Needing a breather following this debacle, we swung into a gas station for a cup o’ coffee and perhaps a greasy meal. And, as fate would have it, upon our exit from the mini mart, the Krispy Kreme delivery man pulled up in his truck. Our magnificent merch man Mikey, never one to be shy, introduced himself and asked if the guy could help out a starving band on the road by bestowing upon us his good graces, which happened to be in this case delicious glazed doughnuts. In a surprise move, he consented and dropped into our eager hands 5 full boxes free of charge. We considered it monies owed by the gods of karma. Things are now squared.
In closing I realize this has been a long blog, and even though we have the entire state of Texas to discuss, I feel as if I should save it for later, and give y’all a rest. We will try and stay a tad more diligent, but to be honest, I don’t really see it happening.
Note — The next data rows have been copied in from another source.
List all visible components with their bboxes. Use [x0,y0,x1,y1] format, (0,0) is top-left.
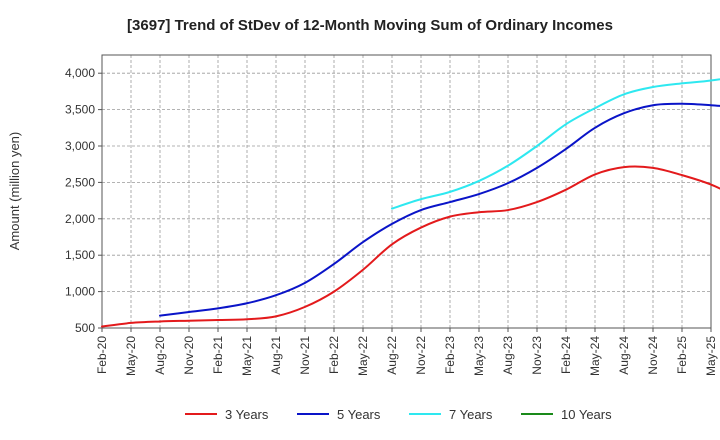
y-tick-label: 2,500 [65,175,95,189]
y-tick-label: 1,000 [65,285,95,299]
x-tick-label: Feb-22 [327,336,341,374]
y-axis-ticks: 500 1,000 1,500 2,000 2,500 3,000 3,500 4,000 [65,66,102,335]
chart-title: [3697] Trend of StDev of 12-Month Moving… [127,17,613,34]
y-tick-label: 1,500 [65,248,95,262]
series-line-3-years [101,165,720,328]
y-tick-label: 3,500 [65,103,95,117]
series-line-7-years [391,78,720,210]
x-tick-label: Aug-23 [501,336,515,375]
legend-label-3-years: 3 Years [225,407,269,422]
legend-label-7-years: 7 Years [449,407,493,422]
x-tick-label: Aug-21 [269,336,283,375]
x-tick-label: May-21 [240,336,254,376]
legend-label-5-years: 5 Years [337,407,381,422]
x-tick-label: Nov-21 [298,336,312,375]
series-line-5-years [159,102,720,317]
x-tick-label: Feb-21 [211,336,225,374]
x-tick-label: May-25 [704,336,718,376]
x-tick-label: Nov-24 [646,336,660,375]
x-tick-label: May-23 [472,336,486,376]
x-tick-label: May-20 [124,336,138,376]
x-tick-label: Aug-20 [153,336,167,375]
series-lines [101,78,720,328]
y-tick-label: 500 [75,321,95,335]
grid [101,55,712,329]
y-axis-label: Amount (million yen) [7,132,22,251]
legend-label-10-years: 10 Years [561,407,612,422]
legend: 3 Years 5 Years 7 Years 10 Years [185,407,612,422]
y-tick-label: 3,000 [65,139,95,153]
plot-frame [101,54,712,329]
x-tick-label: Feb-25 [675,336,689,374]
x-tick-label: Feb-20 [95,336,109,374]
x-tick-label: Nov-20 [182,336,196,375]
y-tick-label: 4,000 [65,66,95,80]
x-axis-ticks: Feb-20 May-20 Aug-20 Nov-20 Feb-21 May-21 Aug-… [95,328,718,376]
x-tick-label: May-24 [588,336,602,376]
y-tick-label: 2,000 [65,212,95,226]
x-tick-label: May-22 [356,336,370,376]
x-tick-label: Nov-22 [414,336,428,375]
x-tick-label: Feb-23 [443,336,457,374]
x-tick-label: Aug-24 [617,336,631,375]
x-tick-label: Aug-22 [385,336,399,375]
x-tick-label: Nov-23 [530,336,544,375]
x-tick-label: Feb-24 [559,336,573,374]
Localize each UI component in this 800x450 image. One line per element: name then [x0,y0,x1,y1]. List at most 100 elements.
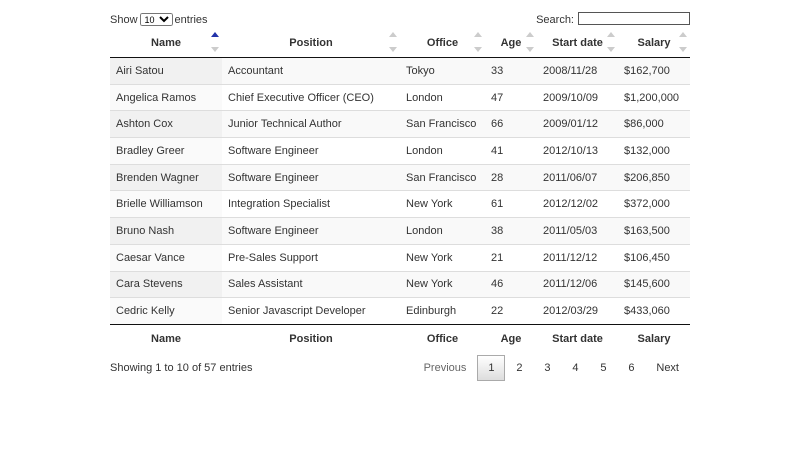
search-input[interactable] [578,12,690,25]
table-cell: Cedric Kelly [110,297,222,325]
page-button[interactable]: 1 [477,354,506,381]
table-cell: San Francisco [400,163,485,191]
table-cell: New York [400,243,485,271]
table-cell: $132,000 [618,137,690,165]
controls: Show 10 entries Search: [110,10,690,28]
table-cell: $162,700 [618,57,690,85]
sort-desc-icon [474,47,482,52]
column-header[interactable]: Name [110,28,222,58]
table-cell: Airi Satou [110,57,222,85]
column-footer: Age [485,323,537,353]
table-cell: Chief Executive Officer (CEO) [222,83,400,111]
table-cell: Angelica Ramos [110,83,222,111]
table-cell: Pre-Sales Support [222,243,400,271]
table-cell: $163,500 [618,217,690,245]
table-cell: Cara Stevens [110,270,222,298]
table-cell: $206,850 [618,163,690,191]
table-cell: San Francisco [400,110,485,138]
column-footer: Start date [537,323,618,353]
entries-label: entries [174,13,208,26]
page-button[interactable]: 3 [544,361,551,374]
table-cell: Ashton Cox [110,110,222,138]
sort-desc-icon [526,47,534,52]
table-cell: 21 [485,243,537,271]
table-cell: New York [400,190,485,218]
table-cell: Brielle Williamson [110,190,222,218]
info: Showing 1 to 10 of 57 entries [110,361,253,374]
table-row: Cedric Kelly Senior Javascript Developer E… [110,297,690,325]
search-label: Search: [536,14,574,26]
column-footer: Position [222,323,400,353]
column-footer: Office [400,323,485,353]
table-cell: $145,600 [618,270,690,298]
table-row: Angelica Ramos Chief Executive Officer (C… [110,83,690,111]
sort-asc-icon [526,32,534,37]
column-footer: Name [110,323,222,353]
previous-button[interactable]: Previous [423,361,467,374]
search-control: Search: [536,12,690,26]
sort-desc-icon [211,47,219,52]
sort-asc-icon [607,32,615,37]
table-cell: Caesar Vance [110,243,222,271]
table-cell: Bradley Greer [110,137,222,165]
table-cell: 46 [485,270,537,298]
table-cell: 2012/03/29 [537,297,618,325]
table-cell: Tokyo [400,57,485,85]
table-cell: London [400,217,485,245]
table-cell: 2011/06/07 [537,163,618,191]
page-button[interactable]: 4 [572,361,579,374]
sort-asc-icon [679,32,687,37]
column-header[interactable]: Age [485,28,537,58]
table-cell: Software Engineer [222,217,400,245]
datatable: Show 10 entries Search: Name Position Office… [110,10,690,382]
table-cell: 2011/12/12 [537,243,618,271]
sort-asc-icon [474,32,482,37]
page-button[interactable]: 6 [628,361,635,374]
table-cell: 2009/01/12 [537,110,618,138]
sort-desc-icon [389,47,397,52]
table-cell: 2008/11/28 [537,57,618,85]
table-cell: $1,200,000 [618,83,690,111]
table-row: Airi Satou Accountant Tokyo 33 2008/11/28 $16… [110,57,690,85]
table-cell: London [400,83,485,111]
table-cell: 41 [485,137,537,165]
column-footer: Salary [618,323,690,353]
table-row: Bruno Nash Software Engineer London 38 2011/… [110,217,690,245]
column-header[interactable]: Position [222,28,400,58]
table-cell: 2012/12/02 [537,190,618,218]
length-control: Show 10 entries [110,12,208,26]
table-cell: Brenden Wagner [110,163,222,191]
sort-desc-icon [679,47,687,52]
table-cell: 2012/10/13 [537,137,618,165]
length-select[interactable]: 10 [139,12,173,26]
next-button[interactable]: Next [656,361,679,374]
table-cell: Software Engineer [222,137,400,165]
table-cell: 2011/12/06 [537,270,618,298]
table-cell: $433,060 [618,297,690,325]
table-cell: Senior Javascript Developer [222,297,400,325]
table-cell: 28 [485,163,537,191]
table-cell: 2009/10/09 [537,83,618,111]
table-cell: Edinburgh [400,297,485,325]
show-label: Show [110,13,138,26]
column-header[interactable]: Start date [537,28,618,58]
page-button[interactable]: 2 [516,361,523,374]
table-row: Bradley Greer Software Engineer London 41 20… [110,137,690,165]
table-cell: 66 [485,110,537,138]
table-cell: Integration Specialist [222,190,400,218]
table-row: Brenden Wagner Software Engineer San Franc… [110,163,690,191]
table-cell: Sales Assistant [222,270,400,298]
table-cell: 47 [485,83,537,111]
column-header[interactable]: Office [400,28,485,58]
pagination: Previous 1 2 3 4 5 6 Next [413,354,690,381]
page-button[interactable]: 5 [600,361,607,374]
table-cell: Software Engineer [222,163,400,191]
table-cell: Bruno Nash [110,217,222,245]
table: Name Position Office Age Start date Salary Ai… [110,28,690,353]
table-cell: $86,000 [618,110,690,138]
table-cell: $106,450 [618,243,690,271]
column-header[interactable]: Salary [618,28,690,58]
footer: Showing 1 to 10 of 57 entries Previous 1 2… [110,354,690,382]
table-cell: New York [400,270,485,298]
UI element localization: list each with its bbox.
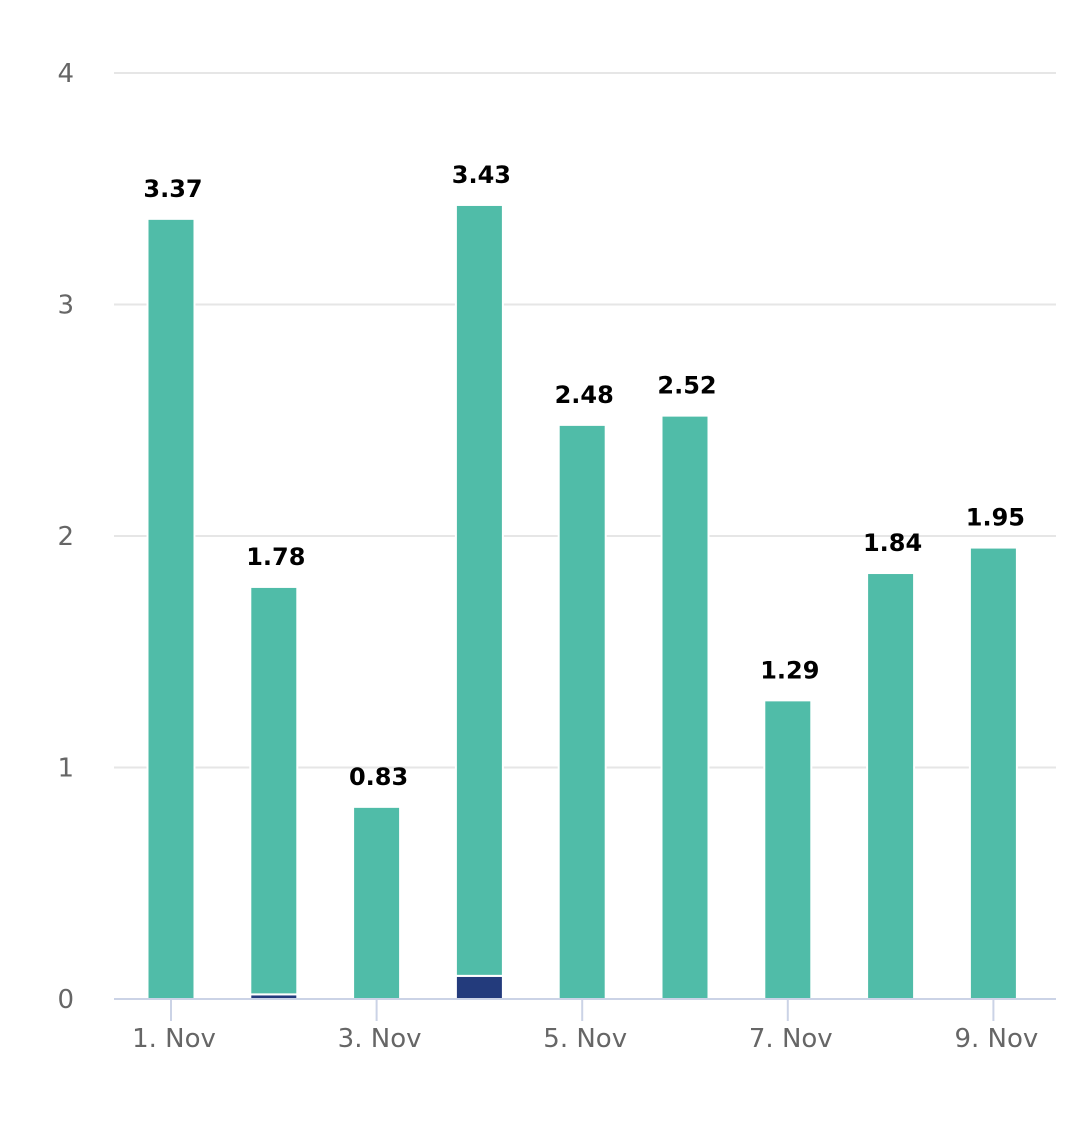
bar-segment xyxy=(146,217,196,1001)
data-label: 3.37 xyxy=(143,175,202,203)
data-label: 2.52 xyxy=(657,372,716,400)
data-label: 1.29 xyxy=(760,656,819,684)
x-tick-label: 3. Nov xyxy=(338,1024,422,1054)
data-label: 1.84 xyxy=(863,529,922,557)
y-tick-label: 0 xyxy=(57,985,74,1015)
bar-segment xyxy=(866,572,916,1000)
y-tick-label: 3 xyxy=(57,291,74,321)
bars xyxy=(146,203,1018,1001)
data-label: 0.83 xyxy=(349,763,408,791)
bar-segment xyxy=(454,203,504,977)
x-tick-label: 7. Nov xyxy=(749,1024,833,1054)
data-labels: 3.37 1.78 0.83 3.43 2.48 2.52 1.29 1.84 1.95 xyxy=(143,161,1025,791)
y-tick-label: 1 xyxy=(57,754,74,784)
data-label: 2.48 xyxy=(555,381,614,409)
bar-segment xyxy=(454,974,504,1000)
bar-segment xyxy=(352,805,402,1000)
bar-segment xyxy=(660,414,710,1000)
x-tick-label: 9. Nov xyxy=(954,1024,1038,1054)
data-label: 1.95 xyxy=(966,504,1025,532)
x-tick-label: 1. Nov xyxy=(132,1024,216,1054)
bar-segment xyxy=(557,423,607,1000)
bar-segment xyxy=(968,546,1018,1000)
y-tick-label: 4 xyxy=(57,59,74,89)
y-axis-ticks: 0 1 2 3 4 xyxy=(57,59,74,1015)
x-axis-ticks: 1. Nov 3. Nov 5. Nov 7. Nov 9. Nov xyxy=(132,999,1038,1054)
bar-segment xyxy=(763,699,813,1000)
data-label: 1.78 xyxy=(246,543,305,571)
data-label: 3.43 xyxy=(452,161,511,189)
x-tick-label: 5. Nov xyxy=(543,1024,627,1054)
bar-segment xyxy=(249,585,299,996)
y-tick-label: 2 xyxy=(57,522,74,552)
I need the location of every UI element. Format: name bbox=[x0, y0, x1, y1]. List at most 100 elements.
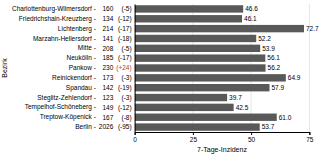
value-label: 46.1 bbox=[244, 15, 257, 22]
x-tick-label: 50 bbox=[248, 136, 256, 143]
x-tick-label: 0 bbox=[133, 136, 137, 143]
value-label: 39.7 bbox=[229, 94, 242, 101]
x-tick: 50 bbox=[248, 132, 256, 143]
bar bbox=[135, 123, 260, 130]
value-label: 56.1 bbox=[267, 54, 280, 61]
case-change: (+24) bbox=[116, 64, 131, 72]
value-labels: 46.6 46.1 72.7 52.2 53.9 56.1 56.2 64.957.9 39.7… bbox=[229, 5, 319, 130]
case-change: (-12) bbox=[118, 15, 132, 23]
x-tick-label: 25 bbox=[190, 136, 198, 143]
value-label: 57.9 bbox=[272, 84, 285, 91]
chart-svg: 46.6 46.1 72.7 52.2 53.9 56.1 56.2 64.957.9 39.7… bbox=[0, 0, 327, 154]
bar bbox=[135, 74, 286, 81]
y-tick: Berlin - bbox=[75, 123, 96, 130]
x-tick: 75 bbox=[306, 132, 314, 143]
case-count: 167 bbox=[102, 114, 113, 121]
x-tick-label: 75 bbox=[306, 136, 314, 143]
x-tick: 25 bbox=[190, 132, 198, 143]
case-count: 173 bbox=[102, 74, 113, 81]
value-label: 42.5 bbox=[236, 104, 249, 111]
case-count: 123 bbox=[102, 94, 113, 101]
x-tick-mark bbox=[309, 132, 310, 135]
y-axis: Charlottenburg-Wilmersdorf - Friedrichsha… bbox=[12, 5, 135, 133]
value-label: 72.7 bbox=[306, 25, 319, 32]
case-count: 185 bbox=[102, 54, 113, 61]
case-change: (-17) bbox=[118, 25, 132, 33]
y-tick: Tempelhof-Schöneberg - bbox=[25, 103, 96, 111]
value-label: 53.7 bbox=[262, 123, 275, 130]
y-tick-label: Marzahn-Hellersdorf - bbox=[33, 35, 96, 42]
bar bbox=[135, 25, 304, 32]
case-change: (-18) bbox=[118, 35, 132, 43]
y-tick: Friedrichshain-Kreuzberg - bbox=[19, 15, 96, 23]
value-label: 53.9 bbox=[262, 45, 275, 52]
case-change: (-19) bbox=[118, 84, 132, 92]
y-tick: Charlottenburg-Wilmersdorf - bbox=[12, 5, 96, 13]
case-change: (-95) bbox=[118, 123, 132, 131]
y-tick: Reinickendorf - bbox=[52, 74, 96, 81]
bar bbox=[135, 5, 244, 12]
case-change: (-8) bbox=[122, 114, 132, 122]
y-tick: Lichtenberg - bbox=[58, 25, 96, 33]
y-tick-label: Charlottenburg-Wilmersdorf - bbox=[12, 5, 96, 13]
value-label: 56.2 bbox=[268, 64, 281, 71]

Time will tell.

-Dan

3 comments:

MCBurnett said...

If that's not the perfect pitch for a music video, I don't know what the fuck is.

Devin Geraci said...

Yes Tallahassee can be a bitch when it comes ot heat.

And even though there were only 10 - 15 people, the show totally rocked, and next time you come visit us Tallahassians, I promise there will be a much bigger crowd.

<3

Unknown said...

isn't "jake" actually Russ Dickhart speak for jerk? hmmm.